Pendeta itu pun berhenti sejenak dan saling pandang pun tak terelakkan.  “Sebab dulu sebelum terjadi konflik, kami sering memutarkan lagu rohani ataupun puji pujian lewat TOA gereja saat merayakan natal. Apakah kami bisa melakukan hal tersebut kembali pada saat saat ini?” tambahnya, serayaa bertanya.

Mendengar pertanyaan itu, saya terdiam sambil menghela nafas panjang.

Saya melihat Abdul Rahim, imam masjid Tegalrejo juga demikian. Tentu saja pertanyaan itu membuat perserta dialog diam menghela nafas panjang. Kami sadar, pertanyaan itu menunjukkan ketidakberdayaan. Mereka seolah tidak berdaya untuk merayakan hari besarnya di rumahnya sendiri. Pertanyaan itu menyimpan kekhawatiran dan trauma akibat konflik agama yang berlangsung selama lebih dari sepuluh tahun sejak 1998 hingga 2007.

Dan ternyata, sejak saat itu, lonceng gereja ini tak pernah dibunyikan kembali, bahkan saat Natal sekalipun. Atas nama ‘tidak ingin memicu konflik’ komunitas Kristen ini memilih membatasi kebahagiaannya di balik pintu gereja saja, tanpa berani mengabarkannya melalui pengeras suara.

Saya sendiri yang memimpin jalannya dialog juga tak kalah risaunya mendengar pertanyaan itu. Tak sampai hati rasanya, bagaimana rasanya jika saya tidak dapat merayakan hari idul fitri karena ketakutan akan trauma tertentu.

Bak gayung bersambut, segera setelah pendeta Ronald menyatakan permintaannya, saya meminta tanggapan dari sang imam masjid. Yang melegakan adalah permintaan tersebut langsung mendapat tanggapan baik dari sang imam. Sangat mengharukan mendengar sang imam meminta maaf ketidaktahuannya terhadap beban kesedihan yang dirasakan saudara kristennya.
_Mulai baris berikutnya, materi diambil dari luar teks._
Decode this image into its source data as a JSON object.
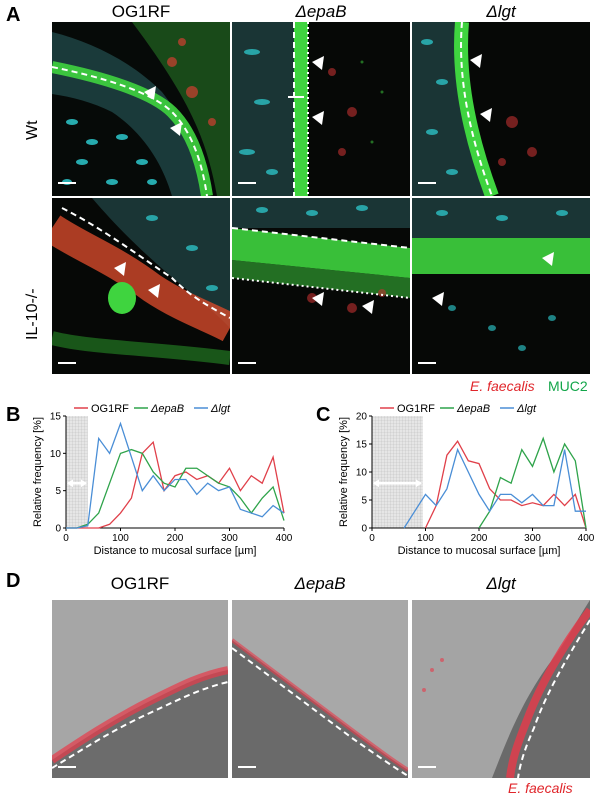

“Terus terang saya sedih sekali mendengar permintaan ini. Apakah saat umat Islam mengumandangkan azan lima kali sehari melalui pengeras suara ataupun solawatan, umat kristiani merasa terganggu?” kata Abdul Rahim, mengawali tanggapannya. “Kalau teman-teman Kristiani tidak terganggu, tentu kami tidak keberatan jika teman-teman ingin membunyikan toa saat Natal nanti,” ujarnya.

Di penghujung dialog, Rahim berkomitmen untuk membawa permintaan itu ke dalam menjembatani dialog di internal komunitas umat Islam Desa Tegalrejo.

Sebuah Kabar Gembira

Di sebuah pagi, kira-kira sebulah sesudah dialog itu Anto seorang kawan kami di Poso, mengirimiku sebuah email berisi kabar gembira. Di dalamnya ia menulis laporan tentang pertemuan dengan warga muslim desa Tegalrejo, dan hasilnya: “Komunitas warga muslim Kelurahan Tegalrejo tidak keberatan jika warga Kristen kelurahan Madale ingin merayakan Natal 2017 dengan menggunakan pengeras suara”.

Saya yang membaca laporan itu berteriak kegirangan. Email pendek itu membuat makan siang hari ini terasa jauh lebih nikmat. Kami di tim kecil yang datang ke Poso merayakannya dengan senyum sumringah sepanjang hari itu.

Natal yang Raya, Natal yang Bahagia

Pada akhir Desember 2017, Anto kembali mengirimkan kami kabar gembira untuk kedua kalinya. Ia mengirimkan beberapa foto perayaan Natal di gereja itu. Dalam captionnya ditulis “Aparat keamanan, Polisi, TNI bersama Ansor dan sejumlah warga muslim turun memeriahkan perayaan Natal di Kelurahan Madale”.

Kami juga mendapat kado indah berupa sebuah video pendek berisi ucapan selamat dari pendeta Ronald. “Terima kasih sudah menjembatani komunikasi antara kami (komunitas kristen) dan teman-teman muslim. Sehingga kami bisa merayakan Natal kami tahun ini”.

https://www.facebook.com/wahidfoundation/videos/1610717372323851/?q=Wahid%20Foundation%20natal

Bagi saya, tak ada yang lebih membahagiakan, selain menjadi bagian dari alasan kebahagiaan orang lain. Kata Gus Dur, tak penting apa agamamu, yang terpenting adalah bagaimana kau berbuat baik pada orang lain di sekitarmu.